I used to love writing letters. But that was before writing became my job. Nowadays, I can't jot down so much as a "Dear Edna" without feeling like I should be getting a paycheck for it. Even if I'm absolutely nuts about Edna.
And, of course, when you don't write letters, you don't get them . . . except from the occasional new, faraway acquaintance, who will send you one letter, wait in vain for your reply, and eventually discover what all your ex-buddies already know: that you're an enormous jerk who thinks he has more important things to do than to maintain friendships by simply answering his mail.
It's not like I flatly refuse to play pen pal. I just never seem to get around to it. Whenever I receive a letter, it is my pattern to spend the next five or six months thinking, "Geez, I've got to answer Edna's letter before she realizes that I'm an enormous jerk." And then, somewhere between the seventh and eighth month, I figure I've put it off for so long that Edna doesn't give a damn anymore. What's the point of going to all the time, trouble and increasing expense of writing to someone who thinks that you're an enormous jerk?
What keeps me from feeling too horrible about this teensy little microscopic flaw in my otherwise unblemished personality is the knowledge that I'm not alone. Lots of folks suffer from postalphobia--including my own dear mother, whose letter-writing efforts are exclusively limited to the signing of greeting cards.
Sometimes I'm cheered by the possibility that my problem is hereditary. But then I wonder: If I were ever separated from my son for any real length of time, would I write to him?
Last week, if you had caught me in an honest mood, I might have hung my head in shame and answered in the negative. But today I can say, "You betchum!" And all because of Phoenix reader Melanie Rahn--even though she was hardly thinking about me when she developed the Write Connection Program.
No, Rahn was thinking of the current estimates that more than a third of all children born in the Eighties will experience a parental divorce before the age of eighteen . . . and that more than 90 percent of noncustodial parents are fathers--men who often have trouble communicating with their children.
She was also recalling studies that have found many children believing they were somehow responsible for their parents' divorce, and that the departed mom or dad will stop loving them because of it.

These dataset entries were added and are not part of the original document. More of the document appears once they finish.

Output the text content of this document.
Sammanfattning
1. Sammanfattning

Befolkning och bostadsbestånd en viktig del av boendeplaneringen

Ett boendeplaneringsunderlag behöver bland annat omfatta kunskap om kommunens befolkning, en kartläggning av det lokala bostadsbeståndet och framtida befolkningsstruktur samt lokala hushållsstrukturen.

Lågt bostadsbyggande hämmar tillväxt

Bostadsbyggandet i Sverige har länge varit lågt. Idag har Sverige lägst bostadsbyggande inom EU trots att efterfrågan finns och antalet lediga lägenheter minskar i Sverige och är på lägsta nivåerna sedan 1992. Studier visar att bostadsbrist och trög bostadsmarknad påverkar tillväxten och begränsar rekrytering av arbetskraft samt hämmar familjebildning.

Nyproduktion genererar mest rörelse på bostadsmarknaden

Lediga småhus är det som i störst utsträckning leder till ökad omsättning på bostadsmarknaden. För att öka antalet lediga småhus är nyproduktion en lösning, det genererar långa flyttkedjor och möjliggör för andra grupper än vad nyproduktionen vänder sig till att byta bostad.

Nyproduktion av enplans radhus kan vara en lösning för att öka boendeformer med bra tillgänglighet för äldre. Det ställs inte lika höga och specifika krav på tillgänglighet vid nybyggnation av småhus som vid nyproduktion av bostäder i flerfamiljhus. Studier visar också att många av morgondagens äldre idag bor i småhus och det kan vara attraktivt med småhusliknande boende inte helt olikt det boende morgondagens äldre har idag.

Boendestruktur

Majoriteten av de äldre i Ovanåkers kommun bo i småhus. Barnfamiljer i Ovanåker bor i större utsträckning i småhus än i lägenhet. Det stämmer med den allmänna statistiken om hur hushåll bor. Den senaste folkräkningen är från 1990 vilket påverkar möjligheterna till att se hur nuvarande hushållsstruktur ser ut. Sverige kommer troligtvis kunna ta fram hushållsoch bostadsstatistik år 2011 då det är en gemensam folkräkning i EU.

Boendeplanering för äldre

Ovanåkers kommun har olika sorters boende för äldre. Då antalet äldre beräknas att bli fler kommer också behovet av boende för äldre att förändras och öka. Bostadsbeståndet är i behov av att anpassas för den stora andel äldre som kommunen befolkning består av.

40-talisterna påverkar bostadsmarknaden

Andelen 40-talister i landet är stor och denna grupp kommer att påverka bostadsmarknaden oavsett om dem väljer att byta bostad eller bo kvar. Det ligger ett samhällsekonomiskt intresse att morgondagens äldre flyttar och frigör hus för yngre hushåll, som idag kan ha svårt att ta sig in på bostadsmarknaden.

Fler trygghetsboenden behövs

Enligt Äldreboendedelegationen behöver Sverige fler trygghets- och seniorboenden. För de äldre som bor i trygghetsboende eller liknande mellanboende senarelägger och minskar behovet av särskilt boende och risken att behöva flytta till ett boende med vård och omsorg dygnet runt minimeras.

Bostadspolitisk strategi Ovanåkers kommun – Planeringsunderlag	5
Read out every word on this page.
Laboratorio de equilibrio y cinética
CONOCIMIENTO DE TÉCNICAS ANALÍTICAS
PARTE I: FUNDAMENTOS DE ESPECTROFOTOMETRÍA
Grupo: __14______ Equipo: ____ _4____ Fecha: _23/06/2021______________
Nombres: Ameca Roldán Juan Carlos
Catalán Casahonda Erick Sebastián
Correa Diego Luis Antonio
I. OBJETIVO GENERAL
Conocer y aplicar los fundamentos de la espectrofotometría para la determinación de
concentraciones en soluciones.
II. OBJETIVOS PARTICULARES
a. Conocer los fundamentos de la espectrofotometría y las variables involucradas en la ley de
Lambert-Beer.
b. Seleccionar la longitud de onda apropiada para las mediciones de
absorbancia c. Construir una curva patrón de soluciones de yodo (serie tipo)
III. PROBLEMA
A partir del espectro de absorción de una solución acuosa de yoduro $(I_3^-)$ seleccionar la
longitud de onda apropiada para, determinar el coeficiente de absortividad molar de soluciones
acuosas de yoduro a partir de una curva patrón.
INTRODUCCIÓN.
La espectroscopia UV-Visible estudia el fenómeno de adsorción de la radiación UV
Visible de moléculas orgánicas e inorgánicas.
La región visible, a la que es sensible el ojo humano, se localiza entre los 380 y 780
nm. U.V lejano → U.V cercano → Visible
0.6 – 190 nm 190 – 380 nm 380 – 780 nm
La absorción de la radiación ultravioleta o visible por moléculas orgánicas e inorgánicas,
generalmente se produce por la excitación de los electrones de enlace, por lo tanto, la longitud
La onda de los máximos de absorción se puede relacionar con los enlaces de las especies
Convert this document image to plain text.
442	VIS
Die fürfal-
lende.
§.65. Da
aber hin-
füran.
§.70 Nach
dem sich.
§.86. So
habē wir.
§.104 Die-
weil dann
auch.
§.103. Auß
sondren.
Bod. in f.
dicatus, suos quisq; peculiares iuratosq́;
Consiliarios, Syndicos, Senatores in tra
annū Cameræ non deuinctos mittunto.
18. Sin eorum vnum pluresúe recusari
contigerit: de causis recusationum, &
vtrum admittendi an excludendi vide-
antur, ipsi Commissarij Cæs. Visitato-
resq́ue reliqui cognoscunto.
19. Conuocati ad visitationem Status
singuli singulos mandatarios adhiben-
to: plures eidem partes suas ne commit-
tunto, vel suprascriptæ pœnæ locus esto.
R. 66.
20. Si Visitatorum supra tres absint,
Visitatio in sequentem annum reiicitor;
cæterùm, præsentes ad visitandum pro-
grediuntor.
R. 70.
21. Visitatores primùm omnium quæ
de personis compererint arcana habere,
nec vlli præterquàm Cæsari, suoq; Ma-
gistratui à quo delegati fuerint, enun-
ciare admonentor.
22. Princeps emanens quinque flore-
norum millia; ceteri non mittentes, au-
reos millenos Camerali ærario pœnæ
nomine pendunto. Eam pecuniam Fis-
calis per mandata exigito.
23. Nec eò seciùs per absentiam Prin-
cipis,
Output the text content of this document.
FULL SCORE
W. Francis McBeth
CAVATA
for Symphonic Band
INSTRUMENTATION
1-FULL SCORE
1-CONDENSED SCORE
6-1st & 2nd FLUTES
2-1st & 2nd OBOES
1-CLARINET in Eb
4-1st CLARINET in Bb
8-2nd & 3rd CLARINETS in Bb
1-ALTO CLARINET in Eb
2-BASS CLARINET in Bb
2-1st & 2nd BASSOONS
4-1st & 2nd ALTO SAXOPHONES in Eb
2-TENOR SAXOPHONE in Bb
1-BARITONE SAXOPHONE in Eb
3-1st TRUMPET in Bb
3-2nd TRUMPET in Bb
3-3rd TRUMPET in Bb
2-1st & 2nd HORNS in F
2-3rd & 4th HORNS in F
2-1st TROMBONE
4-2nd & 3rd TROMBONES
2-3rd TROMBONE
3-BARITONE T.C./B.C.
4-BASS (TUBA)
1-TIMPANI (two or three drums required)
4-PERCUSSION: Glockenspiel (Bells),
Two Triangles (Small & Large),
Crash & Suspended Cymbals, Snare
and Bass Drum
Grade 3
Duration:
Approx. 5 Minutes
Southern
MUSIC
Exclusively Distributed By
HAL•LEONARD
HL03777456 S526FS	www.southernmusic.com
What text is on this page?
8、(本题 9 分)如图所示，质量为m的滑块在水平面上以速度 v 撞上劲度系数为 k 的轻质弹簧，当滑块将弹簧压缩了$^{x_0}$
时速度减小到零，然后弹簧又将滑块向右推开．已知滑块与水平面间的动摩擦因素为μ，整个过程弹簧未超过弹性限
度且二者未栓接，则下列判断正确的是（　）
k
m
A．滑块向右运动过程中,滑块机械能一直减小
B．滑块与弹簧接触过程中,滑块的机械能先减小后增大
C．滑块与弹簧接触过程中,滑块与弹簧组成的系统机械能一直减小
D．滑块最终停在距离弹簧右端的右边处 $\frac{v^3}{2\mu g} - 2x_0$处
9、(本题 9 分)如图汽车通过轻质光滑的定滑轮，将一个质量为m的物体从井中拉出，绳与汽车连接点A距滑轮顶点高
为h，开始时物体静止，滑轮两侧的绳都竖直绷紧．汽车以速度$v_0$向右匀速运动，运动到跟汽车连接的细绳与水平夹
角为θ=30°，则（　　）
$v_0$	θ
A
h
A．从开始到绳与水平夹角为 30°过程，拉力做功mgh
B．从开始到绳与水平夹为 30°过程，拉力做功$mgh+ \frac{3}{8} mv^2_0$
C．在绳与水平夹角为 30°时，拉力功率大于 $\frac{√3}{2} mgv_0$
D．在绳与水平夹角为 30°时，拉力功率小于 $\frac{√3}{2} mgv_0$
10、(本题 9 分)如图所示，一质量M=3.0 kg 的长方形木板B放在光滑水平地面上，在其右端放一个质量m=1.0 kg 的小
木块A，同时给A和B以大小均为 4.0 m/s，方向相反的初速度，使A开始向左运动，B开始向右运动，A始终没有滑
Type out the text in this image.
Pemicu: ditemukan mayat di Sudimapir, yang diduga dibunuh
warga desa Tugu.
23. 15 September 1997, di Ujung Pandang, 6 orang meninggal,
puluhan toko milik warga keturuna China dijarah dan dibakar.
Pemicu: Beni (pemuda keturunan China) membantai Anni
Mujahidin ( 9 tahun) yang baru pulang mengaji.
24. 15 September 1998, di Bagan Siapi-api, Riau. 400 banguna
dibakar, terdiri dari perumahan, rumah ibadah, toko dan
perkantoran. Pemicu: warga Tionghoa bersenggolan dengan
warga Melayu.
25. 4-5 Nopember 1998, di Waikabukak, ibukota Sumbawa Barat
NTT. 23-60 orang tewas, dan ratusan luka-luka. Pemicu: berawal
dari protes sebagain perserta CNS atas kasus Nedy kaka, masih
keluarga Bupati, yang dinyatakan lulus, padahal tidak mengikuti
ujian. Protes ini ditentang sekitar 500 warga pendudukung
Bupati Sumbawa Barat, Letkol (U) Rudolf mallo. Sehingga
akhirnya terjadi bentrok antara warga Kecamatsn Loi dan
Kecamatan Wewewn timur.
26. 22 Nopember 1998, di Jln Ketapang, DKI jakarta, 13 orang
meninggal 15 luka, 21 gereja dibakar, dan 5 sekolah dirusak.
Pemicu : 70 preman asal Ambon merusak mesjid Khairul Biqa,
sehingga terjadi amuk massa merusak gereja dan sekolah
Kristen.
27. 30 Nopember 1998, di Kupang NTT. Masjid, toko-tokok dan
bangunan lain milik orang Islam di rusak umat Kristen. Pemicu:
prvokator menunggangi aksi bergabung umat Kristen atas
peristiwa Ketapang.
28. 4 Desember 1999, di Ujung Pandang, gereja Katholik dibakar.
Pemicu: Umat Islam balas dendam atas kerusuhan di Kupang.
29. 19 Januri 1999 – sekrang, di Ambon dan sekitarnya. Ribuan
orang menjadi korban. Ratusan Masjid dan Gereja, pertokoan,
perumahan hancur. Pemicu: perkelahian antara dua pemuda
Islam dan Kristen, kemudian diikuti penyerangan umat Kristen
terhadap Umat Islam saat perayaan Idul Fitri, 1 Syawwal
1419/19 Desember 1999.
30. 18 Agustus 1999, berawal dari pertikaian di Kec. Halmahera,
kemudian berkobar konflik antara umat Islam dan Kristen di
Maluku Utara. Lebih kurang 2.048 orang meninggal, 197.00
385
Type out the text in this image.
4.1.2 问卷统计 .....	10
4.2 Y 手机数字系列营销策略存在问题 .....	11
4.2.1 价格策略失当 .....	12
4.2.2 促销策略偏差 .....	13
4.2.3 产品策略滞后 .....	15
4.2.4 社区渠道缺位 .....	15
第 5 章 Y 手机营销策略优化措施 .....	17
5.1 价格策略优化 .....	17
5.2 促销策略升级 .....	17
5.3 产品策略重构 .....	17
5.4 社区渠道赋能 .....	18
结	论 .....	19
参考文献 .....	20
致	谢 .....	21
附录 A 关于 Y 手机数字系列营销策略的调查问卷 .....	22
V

Obviously, this combined sense of guilt and abandonment can be rough stuff for a kid to handle.
Now, there are plenty of slick scam artists out there coming up with ideas that capitalize on such human disasters and the pain they cause. But Rahn has brainstormed something that can actually solve a problem. Incredible, eh?
The Write Connection is a letter-writing system designed to make it easy for divorced parents to keep in constant touch with their children. But it can be used by all adults who are separated from their tyke of choice: the military parent, the frequent traveler, grandparents, political prisoners, hostages, you name it.
Rahn's snazzy little kit could turn the most reluctant correspondent into a mail carrier's worst enemy. Crammed (neatly) into a single binder are colorful stationery and envelopes; cartoon stickers; return mailers for the child to send back; single-page activity projects to paste-up, cut-out and/or color; an instruction booklet with letter-writing ideas; a calendar chart to help keep track of what you've sent and when you sent it . . . in short, everything the lonely, writer's-blocked parent needs but the postage stamps, the pen and the kid.
When used with one child, the program covers a six-month period and requires only five to ten minutes of the adult's time each week. Six-month refills are available, but Rahn doesn't think most parents will need them. It is her hope that, after making it through the first batch, they'll find that keeping in touch with their child in fun, imaginative ways has become a habit.
To check out the program, write to Positive Parenting, Inc., 2633 East Indian School, #400, Phoenix, AZ 85016. No, wait a minute. Considering the problem we're dealing with here, forget about writing and call 956-0070, or 1-800-334-3143 toll-free.
In the meantime, Melanie, could you put together a program that'll motivate me to answer this stack of letters from former friends? I just hate it when people I like think that I'm an enormous jerk.
"Geez, I've got to answer Edna's letter before she realizes that I'm an enormous jerk."